This section is from the book "A Treatise On Beverages or The Complete Practical Bottler", by Charles Herman Sulz. Also available from Amazon: A Treatise On Beverages.
"The percolator most suitable should be nearly cylindrical or slightly conical, with a funnel-shaped termination at the smaller end. The neck of this funnel-end should be rather short, and should gradually and regularly become narrower towards the orifice, so that a perforated cork bearing a short glass tube may be tightly wedged into it from within until the end of the cork is flush with its outer edge. The glass tube, which must not protrude above the inner surface of the cork, should extend from 1 1/8 to 1 1/2 inches (3 to 4 cm.) beyond the outer surface of the cork, and should be provided with a closely-fitting rubber tube at least one-fourth longer than the percolator itself, and ending in another short glass tube, whereby the rubber tube may be so suspended that its orifice shall be above the surface of the menstruum in the percolator, a rubber band holding it in position. The dimensions of such a percolator, conveniently holding 500 gm. of powdered material, are preferably the following: Length of body 14 inches (36 cm.); length of neck 2 inches (5 cm.); internal diameter at beginning of funnel-shaped end, 2 1/2 inches (6 1/2 cm.); internal diameter of the neck 1/2 inch (12 mm.), gradually reduced at the end to 2/5 of an inch (1 cm.). (Larger percolators, holding several times that quantity, may be usefully employed in preparing extracts for the manufacture of carbonated beverages.) They are best constructed of glass, but, unless otherwise directed, may be constructed of a different material. The percolator is prepared for percolation by gently pressing a small tuft of cotton into the space of the neck above the cork, and a small layer of clean and dry sand is then poured upon the surface of the cotton to hold it in place.
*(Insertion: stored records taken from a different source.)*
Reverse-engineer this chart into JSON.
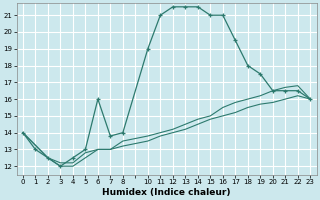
{
  "title": "",
  "xlabel": "Humidex (Indice chaleur)",
  "background_color": "#cce8ed",
  "grid_color": "#ffffff",
  "line_color": "#2d7a6e",
  "xlim": [
    -0.5,
    23.5
  ],
  "ylim": [
    11.5,
    21.7
  ],
  "yticks": [
    12,
    13,
    14,
    15,
    16,
    17,
    18,
    19,
    20,
    21
  ],
  "xtick_labels": [
    "0",
    "1",
    "2",
    "3",
    "4",
    "5",
    "6",
    "7",
    "8",
    "",
    "10",
    "11",
    "12",
    "13",
    "14",
    "15",
    "16",
    "17",
    "18",
    "19",
    "20",
    "21",
    "22",
    "23"
  ],
  "xtick_positions": [
    0,
    1,
    2,
    3,
    4,
    5,
    6,
    7,
    8,
    9,
    10,
    11,
    12,
    13,
    14,
    15,
    16,
    17,
    18,
    19,
    20,
    21,
    22,
    23
  ],
  "line1_x": [
    0,
    1,
    2,
    3,
    4,
    5,
    6,
    7,
    8,
    10,
    11,
    12,
    13,
    14,
    15,
    16,
    17,
    18,
    19,
    20,
    21,
    22,
    23
  ],
  "line1_y": [
    14.0,
    13.0,
    12.5,
    12.0,
    12.5,
    13.0,
    16.0,
    13.8,
    14.0,
    19.0,
    21.0,
    21.5,
    21.5,
    21.5,
    21.0,
    21.0,
    19.5,
    18.0,
    17.5,
    16.5,
    16.5,
    16.5,
    16.0
  ],
  "line2_x": [
    0,
    2,
    3,
    4,
    5,
    6,
    7,
    8,
    10,
    11,
    12,
    13,
    14,
    15,
    16,
    17,
    18,
    19,
    20,
    21,
    22,
    23
  ],
  "line2_y": [
    14.0,
    12.5,
    12.2,
    12.2,
    12.8,
    13.0,
    13.0,
    13.5,
    13.8,
    14.0,
    14.2,
    14.5,
    14.8,
    15.0,
    15.5,
    15.8,
    16.0,
    16.2,
    16.5,
    16.7,
    16.8,
    16.0
  ],
  "line3_x": [
    0,
    2,
    3,
    4,
    5,
    6,
    7,
    8,
    10,
    11,
    12,
    13,
    14,
    15,
    16,
    17,
    18,
    19,
    20,
    21,
    22,
    23
  ],
  "line3_y": [
    14.0,
    12.5,
    12.0,
    12.0,
    12.5,
    13.0,
    13.0,
    13.2,
    13.5,
    13.8,
    14.0,
    14.2,
    14.5,
    14.8,
    15.0,
    15.2,
    15.5,
    15.7,
    15.8,
    16.0,
    16.2,
    16.0
  ]
}
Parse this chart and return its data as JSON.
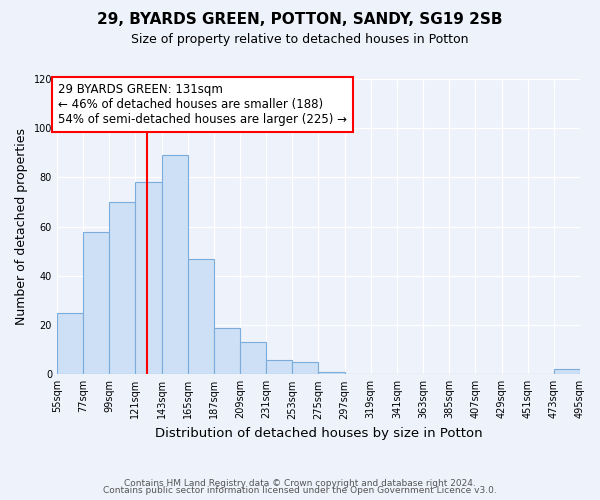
{
  "title": "29, BYARDS GREEN, POTTON, SANDY, SG19 2SB",
  "subtitle": "Size of property relative to detached houses in Potton",
  "xlabel": "Distribution of detached houses by size in Potton",
  "ylabel": "Number of detached properties",
  "bar_color": "#cde0f5",
  "bar_edge_color": "#7aaddb",
  "background_color": "#eef2fb",
  "plot_bg_color": "#eef2fb",
  "bin_edges": [
    55,
    77,
    99,
    121,
    143,
    165,
    187,
    209,
    231,
    253,
    275,
    297,
    319,
    341,
    363,
    385,
    407,
    429,
    451,
    473,
    495
  ],
  "bar_heights": [
    25,
    58,
    70,
    78,
    89,
    47,
    19,
    13,
    6,
    5,
    1,
    0,
    0,
    0,
    0,
    0,
    0,
    0,
    0,
    2
  ],
  "tick_labels": [
    "55sqm",
    "77sqm",
    "99sqm",
    "121sqm",
    "143sqm",
    "165sqm",
    "187sqm",
    "209sqm",
    "231sqm",
    "253sqm",
    "275sqm",
    "297sqm",
    "319sqm",
    "341sqm",
    "363sqm",
    "385sqm",
    "407sqm",
    "429sqm",
    "451sqm",
    "473sqm",
    "495sqm"
  ],
  "vline_x": 131,
  "vline_color": "red",
  "ylim": [
    0,
    120
  ],
  "yticks": [
    0,
    20,
    40,
    60,
    80,
    100,
    120
  ],
  "annotation_title": "29 BYARDS GREEN: 131sqm",
  "annotation_line1": "← 46% of detached houses are smaller (188)",
  "annotation_line2": "54% of semi-detached houses are larger (225) →",
  "annotation_box_color": "#ffffff",
  "annotation_box_edge": "red",
  "footer1": "Contains HM Land Registry data © Crown copyright and database right 2024.",
  "footer2": "Contains public sector information licensed under the Open Government Licence v3.0."
}
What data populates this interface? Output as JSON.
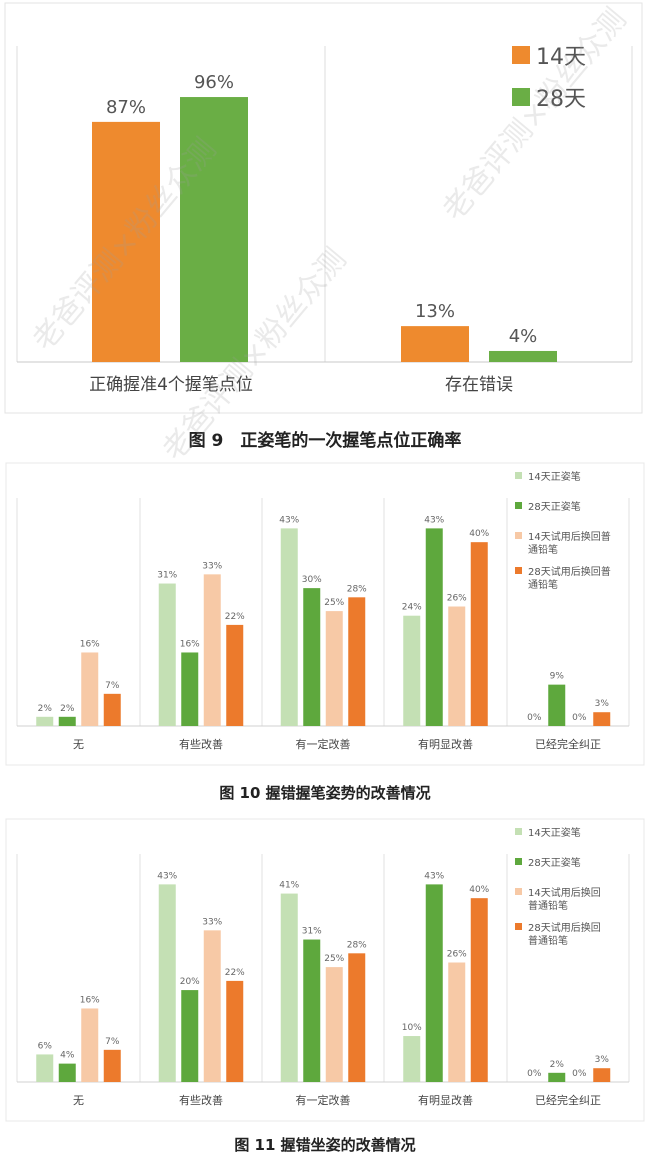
{
  "colors": {
    "c14": "#ee8a2e",
    "c28": "#6aae45",
    "light14": "#f7c9a6",
    "dark28": "#5ea83d",
    "light_green": "#c4e0b4",
    "orange": "#ec7a2c"
  },
  "watermark": "老爸评测×粉丝众测",
  "chart_data": [
    {
      "type": "bar",
      "caption": "图 9　正姿笔的一次握笔点位正确率",
      "categories": [
        "正确握准4个握笔点位",
        "存在错误"
      ],
      "series": [
        {
          "name": "14天",
          "values": [
            87,
            13
          ],
          "labels": [
            "87%",
            "13%"
          ]
        },
        {
          "name": "28天",
          "values": [
            96,
            4
          ],
          "labels": [
            "96%",
            "4%"
          ]
        }
      ],
      "ylim": [
        0,
        100
      ],
      "legend": "top-right",
      "grid": false
    },
    {
      "type": "bar",
      "caption": "图 10 握错握笔姿势的改善情况",
      "categories": [
        "无",
        "有些改善",
        "有一定改善",
        "有明显改善",
        "已经完全纠正"
      ],
      "series": [
        {
          "name": "14天正姿笔",
          "values": [
            2,
            31,
            43,
            24,
            0
          ],
          "labels": [
            "2%",
            "31%",
            "43%",
            "24%",
            "0%"
          ]
        },
        {
          "name": "28天正姿笔",
          "values": [
            2,
            16,
            30,
            43,
            9
          ],
          "labels": [
            "2%",
            "16%",
            "30%",
            "43%",
            "9%"
          ]
        },
        {
          "name": "14天试用后换回普通铅笔",
          "values": [
            16,
            33,
            25,
            26,
            0
          ],
          "labels": [
            "16%",
            "33%",
            "25%",
            "26%",
            "0%"
          ]
        },
        {
          "name": "28天试用后换回普通铅笔",
          "values": [
            7,
            22,
            28,
            40,
            3
          ],
          "labels": [
            "7%",
            "22%",
            "28%",
            "40%",
            "3%"
          ]
        }
      ],
      "legend_lines": [
        [
          "14天正姿笔"
        ],
        [
          "28天正姿笔"
        ],
        [
          "14天试用后换回普",
          "通铅笔"
        ],
        [
          "28天试用后换回普",
          "通铅笔"
        ]
      ],
      "ylim": [
        0,
        50
      ],
      "legend": "right",
      "grid": false
    },
    {
      "type": "bar",
      "caption": "图 11  握错坐姿的改善情况",
      "categories": [
        "无",
        "有些改善",
        "有一定改善",
        "有明显改善",
        "已经完全纠正"
      ],
      "series": [
        {
          "name": "14天正姿笔",
          "values": [
            6,
            43,
            41,
            10,
            0
          ],
          "labels": [
            "6%",
            "43%",
            "41%",
            "10%",
            "0%"
          ]
        },
        {
          "name": "28天正姿笔",
          "values": [
            4,
            20,
            31,
            43,
            2
          ],
          "labels": [
            "4%",
            "20%",
            "31%",
            "43%",
            "2%"
          ]
        },
        {
          "name": "14天试用后换回普通铅笔",
          "values": [
            16,
            33,
            25,
            26,
            0
          ],
          "labels": [
            "16%",
            "33%",
            "25%",
            "26%",
            "0%"
          ]
        },
        {
          "name": "28天试用后换回普通铅笔",
          "values": [
            7,
            22,
            28,
            40,
            3
          ],
          "labels": [
            "7%",
            "22%",
            "28%",
            "40%",
            "3%"
          ]
        }
      ],
      "legend_lines": [
        [
          "14天正姿笔"
        ],
        [
          "28天正姿笔"
        ],
        [
          "14天试用后换回",
          "普通铅笔"
        ],
        [
          "28天试用后换回",
          "普通铅笔"
        ]
      ],
      "ylim": [
        0,
        50
      ],
      "legend": "right",
      "grid": false
    }
  ]
}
Menstruum is any fluid which is used to dissolve a solid body; a solvent or dissolvent. The principal liquids employed in the carbonator's laboratory as menstruum for preparing extracts, etc., are alcohol and water - diluted alcohol.
"Although, with proper management, good results may be obtained in the preparation of extracts and fluid extracts by using a funnel-shaped (usually termed a conical) percolator for exhausting the powder, experience has demonstrated that the so-called cylindrical percolator is to be preferred, having the shape described above, which represents the section of a long cone, and this is terminated below either by a funnel or by a shorter cone.
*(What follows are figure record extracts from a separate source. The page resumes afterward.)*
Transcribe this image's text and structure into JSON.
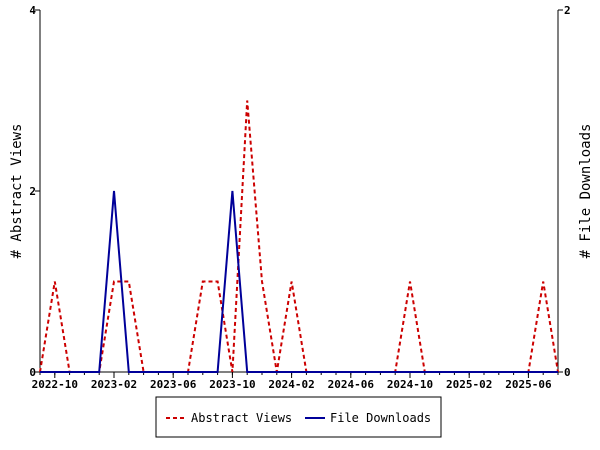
{
  "chart_data": {
    "type": "line",
    "x": [
      "2022-09",
      "2022-10",
      "2022-11",
      "2022-12",
      "2023-01",
      "2023-02",
      "2023-03",
      "2023-04",
      "2023-05",
      "2023-06",
      "2023-07",
      "2023-08",
      "2023-09",
      "2023-10",
      "2023-11",
      "2023-12",
      "2024-01",
      "2024-02",
      "2024-03",
      "2024-04",
      "2024-05",
      "2024-06",
      "2024-07",
      "2024-08",
      "2024-09",
      "2024-10",
      "2024-11",
      "2024-12",
      "2025-01",
      "2025-02",
      "2025-03",
      "2025-04",
      "2025-05",
      "2025-06",
      "2025-07",
      "2025-08"
    ],
    "series": [
      {
        "name": "Abstract Views",
        "axis": "left",
        "color": "#cc0000",
        "style": "dashed",
        "values": [
          0,
          1,
          0,
          0,
          0,
          1,
          1,
          0,
          0,
          0,
          0,
          1,
          1,
          0,
          3,
          1,
          0,
          1,
          0,
          0,
          0,
          0,
          0,
          0,
          0,
          1,
          0,
          0,
          0,
          0,
          0,
          0,
          0,
          0,
          1,
          0
        ]
      },
      {
        "name": "File Downloads",
        "axis": "right",
        "color": "#000099",
        "style": "solid",
        "values": [
          0,
          0,
          0,
          0,
          0,
          1,
          0,
          0,
          0,
          0,
          0,
          0,
          0,
          1,
          0,
          0,
          0,
          0,
          0,
          0,
          0,
          0,
          0,
          0,
          0,
          0,
          0,
          0,
          0,
          0,
          0,
          0,
          0,
          0,
          0,
          0
        ]
      }
    ],
    "x_tick_labels": [
      "2022-10",
      "2023-02",
      "2023-06",
      "2023-10",
      "2024-02",
      "2024-06",
      "2024-10",
      "2025-02",
      "2025-06"
    ],
    "y_left": {
      "label": "# Abstract Views",
      "ylim": [
        0,
        4
      ],
      "ticks": [
        "0",
        "2",
        "4"
      ]
    },
    "y_right": {
      "label": "# File Downloads",
      "ylim": [
        0,
        2
      ],
      "ticks": [
        "0",
        "2"
      ]
    },
    "legend_position": "bottom-center",
    "grid": false,
    "axis_color": "#000000"
  }
}
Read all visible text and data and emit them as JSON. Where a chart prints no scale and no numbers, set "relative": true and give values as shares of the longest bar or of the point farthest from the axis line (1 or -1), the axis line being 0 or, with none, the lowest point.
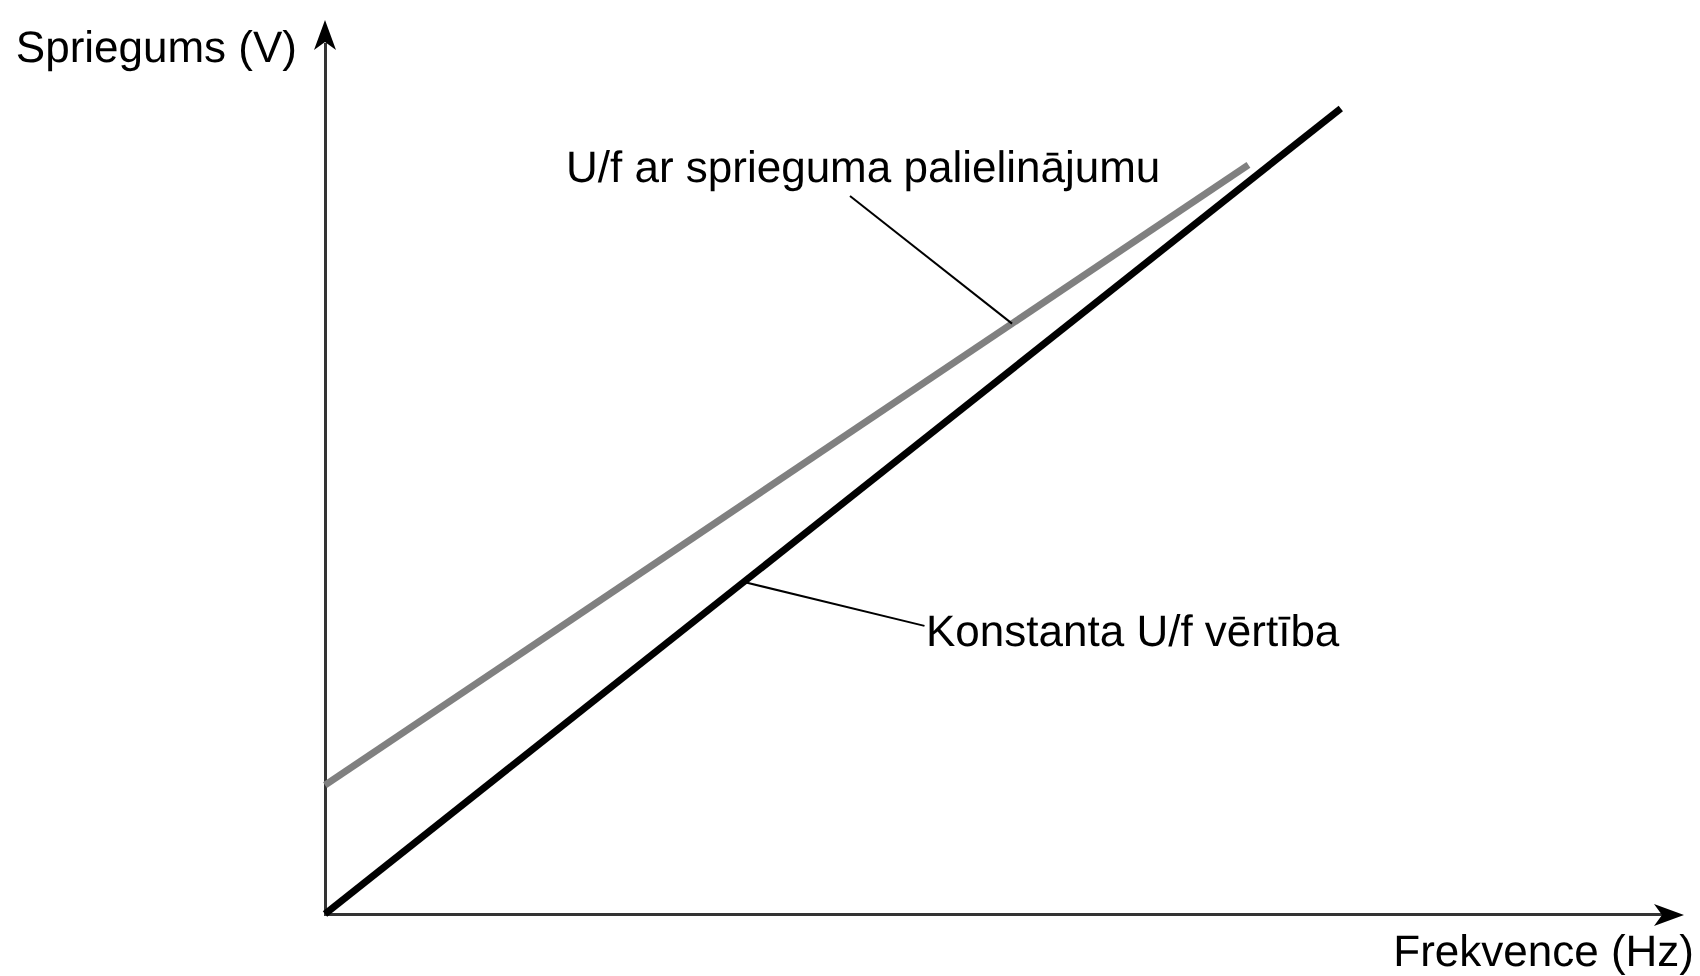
{
  "chart_data": {
    "type": "line",
    "xlabel": "Frekvence (Hz)",
    "ylabel": "Spriegums (V)",
    "relative": true,
    "marker": "none",
    "tick_labels": false,
    "categories": [
      null,
      null,
      null,
      null,
      null,
      null,
      null,
      null,
      null,
      null,
      null,
      null,
      null,
      null,
      null,
      null,
      null,
      null,
      null,
      null,
      null,
      null,
      null,
      null,
      null,
      null,
      null,
      null,
      null,
      null
    ],
    "series": [
      {
        "name": "U/f ar sprieguma palielinājumu",
        "color": "#808080",
        "values": [
          0.16,
          null,
          null,
          null,
          null,
          null,
          null,
          null,
          null,
          null,
          null,
          null,
          null,
          null,
          null,
          null,
          null,
          null,
          null,
          null,
          0.93,
          null,
          null,
          null,
          null,
          null,
          null,
          null,
          null,
          null
        ]
      },
      {
        "name": "Konstanta U/f vērtība",
        "color": "#000000",
        "values": [
          0,
          null,
          null,
          null,
          null,
          null,
          null,
          null,
          null,
          null,
          null,
          null,
          null,
          null,
          null,
          null,
          null,
          null,
          null,
          null,
          null,
          null,
          1,
          null,
          null,
          null,
          null,
          null,
          null,
          null
        ]
      }
    ]
  }
}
Fig. 384. - Glass Percolator.
Fig. 385. - Percolator with Graduated Receiver.
"The relative proportion of diameter to height of powder is of importance, since it is evident that with an increase of the latter the same fraction of menstruum must come into contact with the larger number of particles of the powder. Its height should be four or five times greater than its mean diameter. The cover of the percolator should not fit airtight, or, if from the volatility of the menstruum, this should be desirable, a communication should be established by means of a glass tube between the receiving vessel and the top of the percolator for the equalization of pressure. Gum-cloth furnishes a convenient material for an ordinary cover" - N. D.